McHenry Introduces PROTECT Act of 2017 to Require Credit Bureaus to Broaden Cybersecurity Supervision and Phase Out SSN Use

PROTECT Act of 2017, H.R. 4028, 115th Cong. (2017).

On October 12, 2017, Representative Patrick McHenry (R-NC) introduced H.R. 4028, the Promoting Responsible Oversight of Transactions and Examinations of Credit Technology Act of 2017 (“PROTECT Act”). The proposed legislation would amend the Federal Financial Institutions Examination Council Act of 1978 (12 U.S.C. § 3301) by providing a “national framework” for credit freezes and requiring the cybersecurity supervision and examination of large credit bureaus like Equifax, Experian PLC, and TransUnion. The bill would also require all credit companies to phase out their use of Social Security numbers (“SSNs”) as a basis for customer identification by 2020.

The bill is one of the first legislative responses to the enormous Equifax hack disclosed in September, which exposed the SSNs and other sensitive personal information of an estimated 145.5 million Americans. In early October, in written testimony before the House Subcommittee on Digital Commerce and Consumer Protection, Equifax Chief Executive Richard Smith asserted the need to replace SSNs as “touchstone” identifiers: “It is time to have identity verification procedures that match the technological age in which we live.”

Security experts have long pressed for alternative methods of identification to SSNs, which were never meant to be more than a method of keeping track of workers’ earning histories to determine Social Security taxes. SSNs became the standard for everything from educational records to credit histories and medical records, however. In response to the growing concern over  the widespread use of SSNs as identifiers, Congress passed the Privacy Act of 1974, which made it “unlawful for any Federal, State or local government agency to deny to any individual any right, benefit, or privilege provided by law because of such individual’s refusal to disclose his social security account number.” The Act was intended to cabin the use of SSNs to purposes where there existed “clear legal authority to collect the SSN.”

With no practical alternative, however, SSNs continued to be the “de facto national identifier.” Bruce Schneier, a fellow at the Berkman Klein Center for Internet & Society and the Belfer Center for Science and International Affairs at Harvard Kennedy School, told Bloomberg Politics that SSNs are as much “part of our aging infrastructure” as bridges, roads, and communications.
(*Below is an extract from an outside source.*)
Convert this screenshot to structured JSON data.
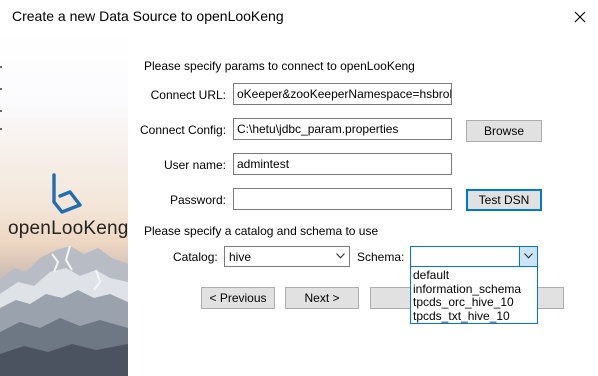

The Trump administration has asked federal departments and agencies to explore how to replace the existing reliance on SSNs as primary identifiers. Roy Joyce, special assistant to the President and White House cybersecurity coordinator, said that the administration is looking into options such as a “modern cryptographic identifier” such as public and private keys. Other alternatives suggested by security experts include biometrics, which are unique to each individual, and blockchain technology, which can create a public ledger of transactions. The Electronic Privacy Information Center (EPIC) has long argued for the need for context-dependent identifiers to enhance security via compartmentalization: as EPIC’s Executive Director Marc Rotenberg explained, “the better approach is to have customer IDs for specific purposes.”

The House Financial Services Committee will determine whether H.R. 4028 will move past the committee stage. Sen. David Perdue (R-GA) also introduced sister bill S.1982 to the Senate Committee on Banking, Housing and Urban Affairs.

 Saranna Soroka is a 1L at Harvard Law School.